Avec Bonaparte, 1er Consul, il passe le Grand Saint-Bernard, se trouve engagé à Marengo 1800 où il enlève un drapeau aux Autrichiens. Puis ce sont les campagnes de l'Empire : 1ère Campagne du Danube 1805, Ulm, Austerlitz où sa brillante conduite lui vaut l'inscription de cette victoire à son drapeau ; Campagne de Saxe 1806, Auerstaëdt ; Campagne de Prusse orientale 1807 : Eylau ; seconde Campagne du Danube 1809 : Eckmühl, Ratisbonne, Essling, Wagram, 2e victoire inscrite à son drapeau ; Campagne de Russie 1812 : Smolensk, la Moskowa, 3e victoire inscrite à son drapeau ; Campagne de Belgique 1815 : Ligny, dernière victoire remportée par Napoléon sur les Prussiens.
Sous la Restauration, le 30e entre en léthargie pendant cinq ans. En 1830, il fait partie de l'expédition d'Alger qui aboutit à la prise de cette ville et qui marque le début de l'occupation française en Afrique du Nord.
Sous le Second Empire, le 30e prend part à toutes les guerres engagées en Europe. Il combat les Russes en Crimée 1855 ; les Autrichiens, en Italie 1859 : il se conduit magnifiquement à Magenta, et à Solférino, 4e victoire inscrite à son drapeau. En 1870, il fait partie de l'armée de Mac-Mahon, encerclée à Sedan.
La paix signée, le 30e est envoyé de Montauban à Toulouse, puis à Besançon et enfin à Annecy où il arrive en avril 1873.

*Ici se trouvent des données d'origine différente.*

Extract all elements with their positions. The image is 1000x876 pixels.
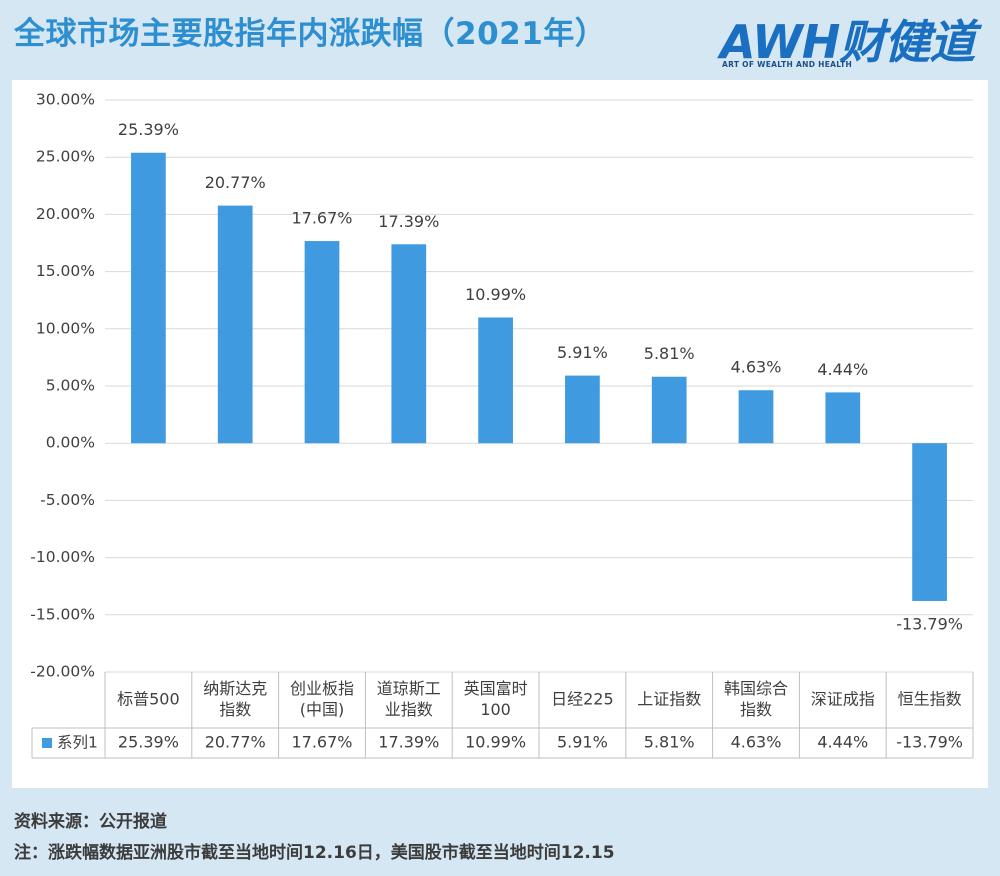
bar: [131, 152, 166, 444]
bar: [478, 317, 513, 444]
data-label: -13.79%: [896, 614, 963, 633]
y-tick-label: -15.00%: [30, 605, 95, 623]
x-tick-label: 标普500: [117, 690, 180, 709]
data-label: 20.77%: [205, 173, 266, 192]
chart-panel: 30.00% 25.00% 20.00% 15.00% 10.00% 5.00% 0.00%…: [12, 80, 988, 788]
x-tick-label: 指数: [219, 700, 251, 719]
x-tick-label: 100: [480, 700, 511, 719]
data-label: 5.91%: [557, 343, 608, 362]
bar: [217, 205, 253, 444]
table-value: 4.63%: [731, 733, 782, 752]
x-tick-label: 业指数: [385, 700, 433, 719]
x-tick-label: 恒生指数: [898, 690, 962, 709]
data-label: 5.81%: [644, 344, 695, 363]
brand-logo: AWH财健道 ART OF WEALTH AND HEALTH: [720, 4, 990, 74]
x-tick-label: (中国): [300, 700, 345, 719]
table-value: -13.79%: [896, 733, 963, 752]
y-tick-label: 15.00%: [36, 262, 95, 280]
table-value: 20.77%: [205, 733, 266, 752]
bar-chart: 30.00% 25.00% 20.00% 15.00% 10.00% 5.00% 0.00%…: [30, 91, 974, 759]
x-tick-label: 日经225: [551, 690, 614, 709]
table-value: 10.99%: [465, 733, 526, 752]
bar: [825, 392, 861, 444]
x-tick-label: 上证指数: [637, 690, 701, 709]
data-label: 25.39%: [118, 120, 179, 139]
y-tick-label: 30.00%: [36, 91, 95, 109]
source-text: 资料来源：公开报道: [14, 812, 167, 832]
legend-label: 系列1: [57, 734, 98, 752]
table-value: 17.67%: [291, 733, 352, 752]
y-tick-label: -20.00%: [30, 663, 95, 681]
legend-swatch: [42, 738, 52, 748]
bar: [651, 376, 687, 444]
x-tick-label: 道琼斯工: [377, 679, 441, 698]
y-tick-label: 5.00%: [46, 377, 95, 395]
y-tick-label: 0.00%: [46, 434, 95, 452]
data-label: 4.44%: [817, 360, 868, 379]
x-tick-label: 创业板指: [290, 679, 354, 698]
table-value: 17.39%: [378, 733, 439, 752]
x-tick-label: 韩国综合: [724, 679, 788, 698]
data-label: 17.67%: [291, 209, 352, 228]
x-tick-label: 指数: [740, 700, 772, 719]
logo-tagline: ART OF WEALTH AND HEALTH: [722, 60, 853, 69]
table-value: 25.39%: [118, 733, 179, 752]
data-label: 10.99%: [465, 285, 526, 304]
y-tick-label: -5.00%: [40, 491, 95, 509]
bar: [391, 244, 427, 444]
x-tick-label: 英国富时: [464, 679, 528, 698]
table-value: 4.44%: [817, 733, 868, 752]
y-tick-label: -10.00%: [30, 548, 95, 566]
bar: [565, 375, 600, 444]
logo-brand: AWH财健道: [720, 15, 975, 69]
note-text: 注：涨跌幅数据亚洲股市截至当地时间12.16日，美国股市截至当地时间12.15: [14, 843, 615, 863]
x-tick-label: 深证成指: [811, 690, 875, 709]
table-value: 5.91%: [557, 733, 608, 752]
bar: [912, 443, 947, 601]
y-tick-label: 10.00%: [36, 319, 95, 337]
data-label: 4.63%: [731, 358, 782, 377]
page-title: 全球市场主要股指年内涨跌幅（2021年）: [14, 16, 607, 52]
table-value: 5.81%: [644, 733, 695, 752]
y-tick-label: 25.00%: [36, 148, 95, 166]
y-tick-label: 20.00%: [36, 205, 95, 223]
bar: [304, 241, 340, 444]
data-label: 17.39%: [378, 212, 439, 231]
x-tick-label: 纳斯达克: [203, 679, 267, 698]
bar: [738, 390, 774, 444]
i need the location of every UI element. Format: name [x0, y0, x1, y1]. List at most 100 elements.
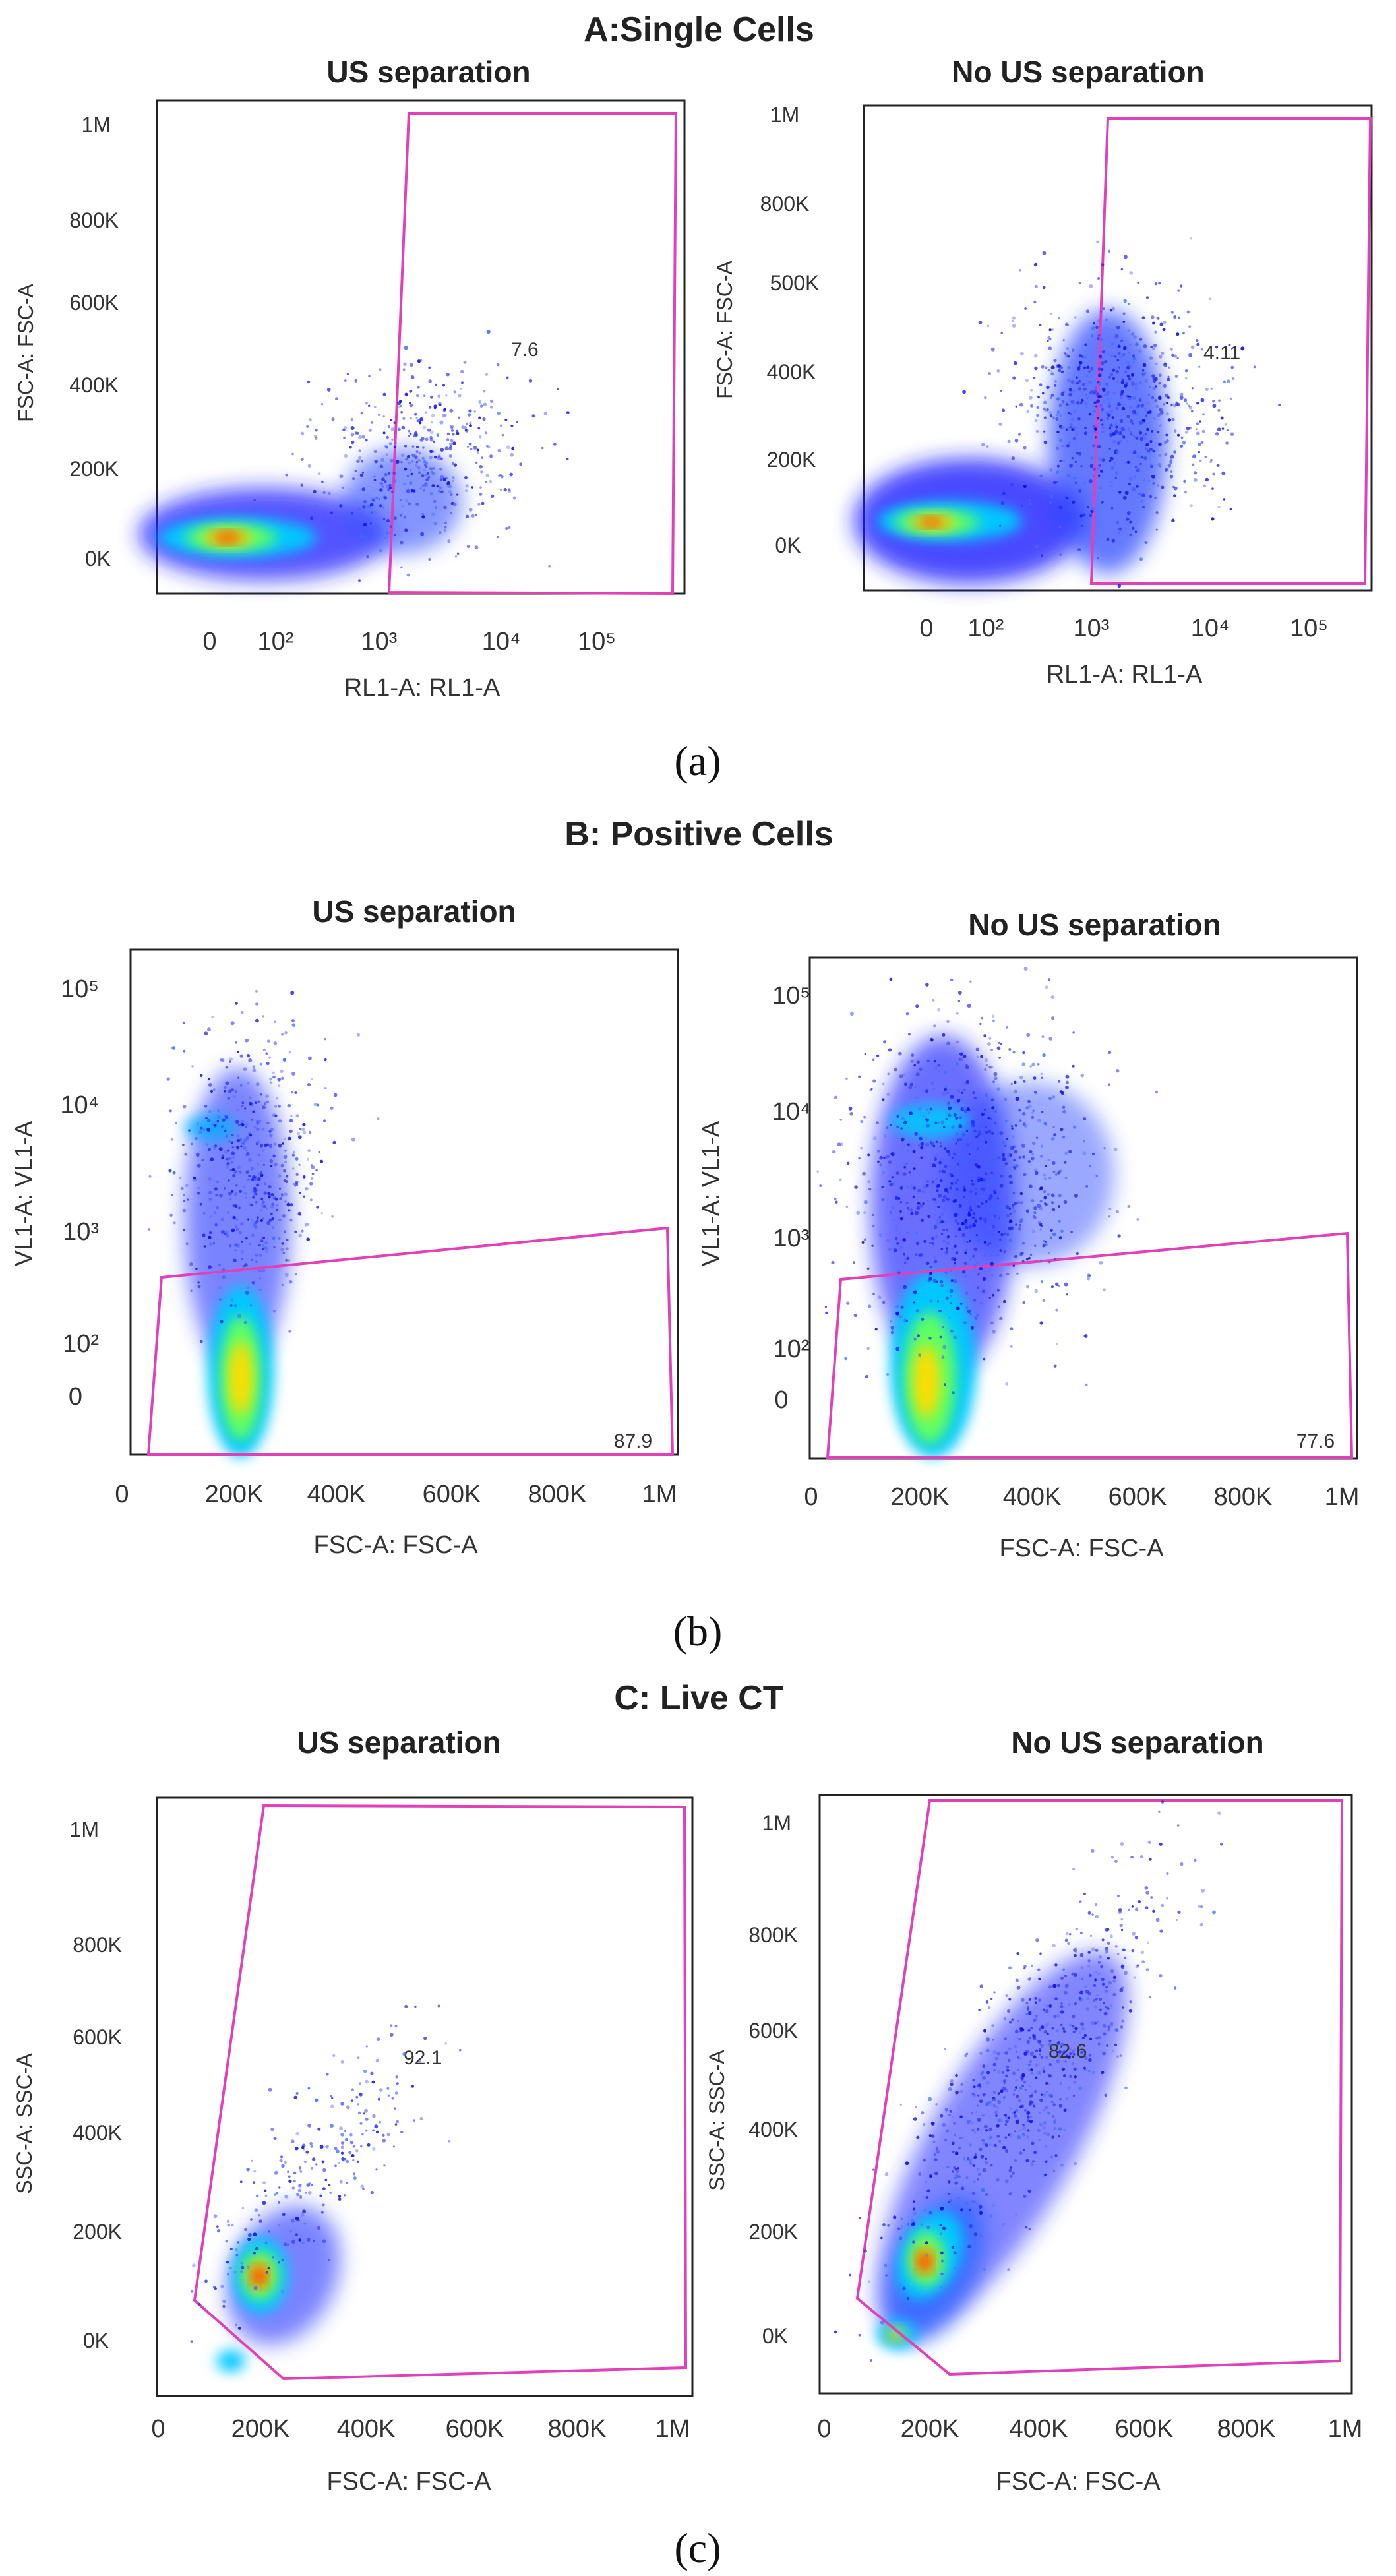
event-dot	[934, 1121, 938, 1124]
y-axis-label: SSC-A: SSC-A	[705, 2050, 729, 2191]
event-dot	[280, 1194, 284, 1197]
event-dot	[382, 2139, 386, 2143]
event-dot	[1085, 1185, 1089, 1188]
event-dot	[301, 2242, 305, 2245]
event-dot	[420, 359, 423, 362]
event-dot	[992, 2062, 997, 2067]
event-dot	[1004, 1196, 1009, 1200]
event-dot	[940, 1283, 944, 1287]
event-dot	[281, 2258, 285, 2262]
event-dot	[311, 1172, 315, 1175]
event-dot	[245, 1122, 249, 1126]
event-dot	[896, 1115, 899, 1118]
event-dot	[957, 1306, 960, 1310]
gate-polygon	[387, 112, 678, 596]
event-dot	[1107, 1942, 1110, 1946]
event-dot	[930, 1039, 934, 1042]
event-dot	[902, 1073, 906, 1076]
event-dot	[476, 448, 479, 452]
event-dot	[232, 1174, 236, 1178]
event-dot	[282, 1058, 287, 1062]
event-dot	[876, 1121, 879, 1124]
event-dot	[322, 491, 326, 495]
event-dot	[288, 1051, 291, 1054]
event-dot	[985, 2161, 988, 2164]
event-dot	[1151, 315, 1155, 319]
event-dot	[362, 505, 366, 509]
event-dot	[976, 2128, 980, 2131]
event-dot	[359, 2092, 362, 2095]
event-dot	[839, 1178, 842, 1181]
event-dot	[1072, 1031, 1075, 1034]
event-dot	[1091, 444, 1095, 448]
event-dot	[965, 1143, 970, 1147]
event-dot	[237, 1050, 239, 1053]
event-dot	[1128, 352, 1130, 354]
event-dot	[228, 1140, 231, 1143]
event-dot	[1173, 450, 1176, 454]
event-dot	[384, 480, 387, 483]
event-dot	[990, 1225, 994, 1229]
event-dot	[1034, 1171, 1039, 1175]
event-dot	[310, 1078, 313, 1080]
event-dot	[1118, 532, 1120, 534]
event-dot	[913, 1337, 917, 1341]
event-dot	[460, 369, 464, 374]
event-dot	[240, 1222, 244, 1226]
event-dot	[1110, 1969, 1114, 1973]
event-dot	[1112, 392, 1116, 396]
event-dot	[1143, 456, 1147, 460]
event-dot	[1040, 1155, 1043, 1158]
event-dot	[1027, 2008, 1030, 2011]
event-dot	[1114, 429, 1118, 433]
event-dot	[959, 2137, 961, 2139]
event-dot	[1014, 1124, 1018, 1128]
event-dot	[406, 489, 410, 493]
event-dot	[1074, 1947, 1077, 1950]
event-dot	[1042, 1053, 1046, 1057]
event-dot	[1014, 1202, 1017, 1206]
event-dot	[903, 1285, 907, 1289]
event-dot	[1094, 2005, 1097, 2008]
event-dot	[1080, 1966, 1084, 1969]
event-dot	[262, 2181, 266, 2184]
event-dot	[1061, 400, 1065, 404]
event-dot	[899, 2103, 902, 2106]
event-dot	[1047, 1252, 1050, 1254]
event-dot	[275, 1208, 278, 1211]
event-dot	[1186, 310, 1190, 314]
event-dot	[923, 2159, 926, 2162]
event-dot	[1118, 431, 1122, 435]
event-dot	[1004, 2136, 1008, 2139]
event-dot	[1002, 491, 1006, 495]
event-dot	[1035, 544, 1039, 549]
event-dot	[1145, 433, 1147, 435]
event-dot	[1019, 1201, 1023, 1204]
event-dot	[365, 2079, 369, 2084]
event-dot	[1048, 2004, 1052, 2008]
event-dot	[1066, 2097, 1069, 2101]
event-dot	[268, 1056, 272, 1059]
event-dot	[1038, 1205, 1043, 1210]
event-dot	[235, 1227, 240, 1232]
event-dot	[968, 1224, 973, 1229]
event-dot	[1043, 2174, 1046, 2178]
event-dot	[954, 2133, 956, 2137]
event-dot	[959, 1057, 964, 1062]
event-dot	[271, 1202, 275, 1206]
event-dot	[1023, 2080, 1027, 2084]
event-dot	[415, 464, 417, 467]
event-dot	[1159, 355, 1163, 359]
event-dot	[291, 1023, 296, 1027]
event-dot	[355, 2095, 359, 2099]
event-dot	[1056, 464, 1060, 468]
event-dot	[1205, 477, 1209, 482]
event-dot	[978, 1155, 983, 1160]
event-dot	[1131, 1949, 1134, 1953]
event-dot	[210, 1089, 214, 1093]
event-dot	[218, 1297, 222, 1301]
event-dot	[390, 458, 394, 463]
event-dot	[283, 2242, 288, 2247]
event-dot	[294, 1230, 297, 1233]
event-dot	[392, 2145, 396, 2148]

Au début d'août 1914, le 30e stationnait à Annecy, Rumilly, Thonon et Montmélian. Rapidement, il est rassemblé à Annecy. Le 5 août au matin, revue de départ au Pâquier ; le soir, embarquement pour la région d'Epinal. La 28e DI dont fait partie le 30e a pour mission d'occuper les cols des Vosges. Le régiment opère vers le col de Saales, au nord dans la vallée de la Bruche, à l'est en direction de Schlestadt : il prend pied en Alsace. Mais dès le 20 août, il est contraint de battre en retraite ; le 28, il est rejeté dans la vallée de la Meurthe ; il se bat autour de Saint-Dié. La victoire de la Marne fait sentir ses effets jusqu'en Lorraine ; les Allemands battent en retraite ; le 12 septembre, le 30e rentre à Saint-Dié. Ensuite, il passe dans la vallée de la Mortagne et se concentre à Charmes. Pendant ce mois de combats incessants, les pertes ont été cruelles : plus de 3.000 hommes sont partis d'Annecy en renfort pour combler les vides. A cette même époque, le 230e combattait à notre gauche dans la région au sud de Nancy et de Lunéville. Le 19 septembre, le régiment s'embarque à Charmes et débarque le 20, à Saint-Just en Chaussée, dans l'Oise. Il marche vers le N-E, cherche à gagner les Allemands de vitesse : c'est le début de la course à la mer. Le 24, 2 bataillons attaquent Herleville et s'en emparent au prix de pertes sévères ; le 25, le 1er bataillon est anéanti à Foucaucourt : 1.200 hommes hors de combat, en 2 jours. Le 30e remonte la rive gauche de la Somme, entre à Cappy le 26 au soir, et prend position à 5 km. à l'est de ce village. En octobre, nos lignes se stabilisent. Le secteur est jalonné, en 1ère ligne par le village de Frise, le bois de 3 bis, la sucrerie de Dompierre ; en arrière, par le bois de La Vache, Eclusier et Cappy. Un séjour de 10 mois en Picardie nous permet d'organiser le secteur défensivement. Sans la guerre de mines, très active et très meurtrière, en deux points du front, La Garenne Carpezat et les Galeries, le secteur eût été presque calme.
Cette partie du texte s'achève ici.